**Link:** https://arxiv.org/pdf/1602.04938v1.pdf

**Authors:** Marco Tulio Ribeiro, Sameer Singh, Carlos Guestrin

I have been busy with finals for the past few days so this post is to make up for last week. The structure of the old posts is quite boring so I decide to go “freestyle” in this post.

To begin with, I must say that I was super excited about reading this paper. It emphasizes very very important issues we have to consider when deploying machine learning systems into the real world. Machine learning models make predictions, but we humans make decisions. Hence, it is up to us to use or not use predictions from a model. This is a matter of **trust**. We have to be careful with trusting machine learning models because either too much or too little trust can be problematic.

“When should I trust a model?” is also the theme of my research last year, which basically measures how much a model deserves to be trusted. My answer to the question is when the model is calibrated/reliable/knowing its own mistakes. We employ the notion of calibration and calculate calibration error of various models. Simply put, a model is calibrated if when we aggregate all instances where the model predicts an event with X% confidence, those events must happen X% of the time.

This paper answers the question from a different perspective. In essence, it believes that a model appears to be more trustworthy to us if we know what it is doing. In other words, the model has to be intepretable and its decisions have to be explainable.

*Digression*: I really like how the authors discuss many cases when merely looking at the accuracy metric fools us. One interesting case is when a model is found to make predictions (of some medical condition) strongly correlated with the patients’ IDs. This sounds silly and funny but, at the same time, scary to me because this is the first I notice it, which means that there is a non-zero probability that I have done something as silly and funny in the past. I think that many people would have had the same feeling. Okay, from now on, remove all authentication information!

The cool thing about this research is that it is model-agnostic and does not modify anything about the targeted model. The solution proposed is to **locally **approximate a black-boxed model with an intepretable model. Suppose we want to explain a prediction $x$, we sample data points in the neighborhood of $x$, weight them probably according to their proximity to $x$. Then we construct an optimization problem aiming to find an intepretable model that is locally faithful to the explained model with respect to those data points. To force the approximating model to be simple, we also add a regularization term to penalize its complexity.

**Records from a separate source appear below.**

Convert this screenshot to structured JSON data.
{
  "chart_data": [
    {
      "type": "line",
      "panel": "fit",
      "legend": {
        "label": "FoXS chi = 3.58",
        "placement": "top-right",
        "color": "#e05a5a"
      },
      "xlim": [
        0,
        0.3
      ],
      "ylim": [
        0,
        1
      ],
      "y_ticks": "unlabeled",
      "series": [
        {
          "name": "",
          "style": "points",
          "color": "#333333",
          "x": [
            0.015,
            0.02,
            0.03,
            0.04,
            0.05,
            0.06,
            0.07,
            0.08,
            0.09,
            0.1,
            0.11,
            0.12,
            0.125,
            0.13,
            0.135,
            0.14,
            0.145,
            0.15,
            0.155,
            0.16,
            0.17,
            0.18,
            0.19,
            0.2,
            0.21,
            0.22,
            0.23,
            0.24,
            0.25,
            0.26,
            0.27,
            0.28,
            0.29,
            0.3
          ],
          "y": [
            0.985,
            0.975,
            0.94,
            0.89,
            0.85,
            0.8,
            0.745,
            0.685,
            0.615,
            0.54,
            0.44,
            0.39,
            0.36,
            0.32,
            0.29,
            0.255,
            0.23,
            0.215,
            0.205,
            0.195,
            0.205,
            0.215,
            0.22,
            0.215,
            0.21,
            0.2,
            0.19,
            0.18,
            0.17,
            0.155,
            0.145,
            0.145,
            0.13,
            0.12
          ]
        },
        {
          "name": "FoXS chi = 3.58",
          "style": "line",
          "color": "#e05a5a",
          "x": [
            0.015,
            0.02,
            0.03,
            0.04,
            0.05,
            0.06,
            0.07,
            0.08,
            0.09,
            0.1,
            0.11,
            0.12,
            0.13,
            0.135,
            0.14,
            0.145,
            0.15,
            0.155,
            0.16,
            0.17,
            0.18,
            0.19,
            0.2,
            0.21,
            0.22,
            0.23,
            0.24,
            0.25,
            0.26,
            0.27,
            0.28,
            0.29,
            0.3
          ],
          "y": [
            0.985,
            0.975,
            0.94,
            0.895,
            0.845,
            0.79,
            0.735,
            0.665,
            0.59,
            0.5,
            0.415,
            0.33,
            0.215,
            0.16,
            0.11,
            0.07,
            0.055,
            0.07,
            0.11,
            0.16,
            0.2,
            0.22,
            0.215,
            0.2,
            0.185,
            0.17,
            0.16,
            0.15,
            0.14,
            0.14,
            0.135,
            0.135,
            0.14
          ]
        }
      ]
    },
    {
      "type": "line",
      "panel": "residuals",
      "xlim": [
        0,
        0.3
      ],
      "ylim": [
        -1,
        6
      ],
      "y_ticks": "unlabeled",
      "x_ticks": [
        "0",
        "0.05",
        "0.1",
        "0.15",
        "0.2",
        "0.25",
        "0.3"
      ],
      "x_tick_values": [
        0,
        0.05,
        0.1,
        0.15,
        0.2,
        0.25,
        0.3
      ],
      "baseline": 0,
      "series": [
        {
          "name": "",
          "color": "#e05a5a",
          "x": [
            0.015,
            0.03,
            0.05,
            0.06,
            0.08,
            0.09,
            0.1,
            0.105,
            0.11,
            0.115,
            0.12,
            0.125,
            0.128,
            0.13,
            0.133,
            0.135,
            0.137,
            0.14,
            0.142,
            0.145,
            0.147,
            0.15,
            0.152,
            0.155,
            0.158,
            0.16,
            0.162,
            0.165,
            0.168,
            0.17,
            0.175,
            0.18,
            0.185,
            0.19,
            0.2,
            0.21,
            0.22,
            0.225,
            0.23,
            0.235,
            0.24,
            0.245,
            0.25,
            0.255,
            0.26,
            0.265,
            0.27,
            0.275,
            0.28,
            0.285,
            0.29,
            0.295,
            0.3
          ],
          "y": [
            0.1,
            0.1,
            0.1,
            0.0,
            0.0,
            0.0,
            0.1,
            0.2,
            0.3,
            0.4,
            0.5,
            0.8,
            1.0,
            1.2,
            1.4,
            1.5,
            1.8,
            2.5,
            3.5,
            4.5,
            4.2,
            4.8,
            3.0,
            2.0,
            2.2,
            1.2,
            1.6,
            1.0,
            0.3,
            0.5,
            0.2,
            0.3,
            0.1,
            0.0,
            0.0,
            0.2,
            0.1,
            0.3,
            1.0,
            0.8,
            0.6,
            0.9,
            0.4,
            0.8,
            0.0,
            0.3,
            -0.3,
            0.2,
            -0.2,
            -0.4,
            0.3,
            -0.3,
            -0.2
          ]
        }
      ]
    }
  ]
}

The second contribution of this paper is an algorithm for picking data instances that represent major correlations with the features. This problem can be cast as follows: given a m x n board, each cell in the board is either 0 or 1 representing that some row is correlated with some column, and each column has a weight; the goal is to pick a subset of rows that maximizes the sum of weights of columns correlate with at least one row in the subset. The authors propose a greedy solution but, as person who did algorithms, I smell some matching, or max-flow taste here (but I couldn’t figure it out).

Evaluating these methods is challenging. The results section is very impressive, especially the ones with human subjects. In one experiment, they show that non-experts can improve a model substantially in just a few minutes by feature-engineering with the help of explanations produced by their method. In another experiment, they present to experts predictions made by a contaminated classifier, which always predicts “wolf” if there is snow in an image and “husky” otherwise. The experts believe the model at first but, after seeing their explanations, their trust go down.

I wish there was more space for the authors to say more about their experiment setups. In many experiments, they construct a mysterious “truly important” feature set without saying what they are and how/why they are selected. This makes their evaluation a little less transparent.

Overall, this is a very thorough research. It manages to answer many open questions in this line of research at the same time. I hope research on assessing and interpreting machine learning models will receive more attentions in the future.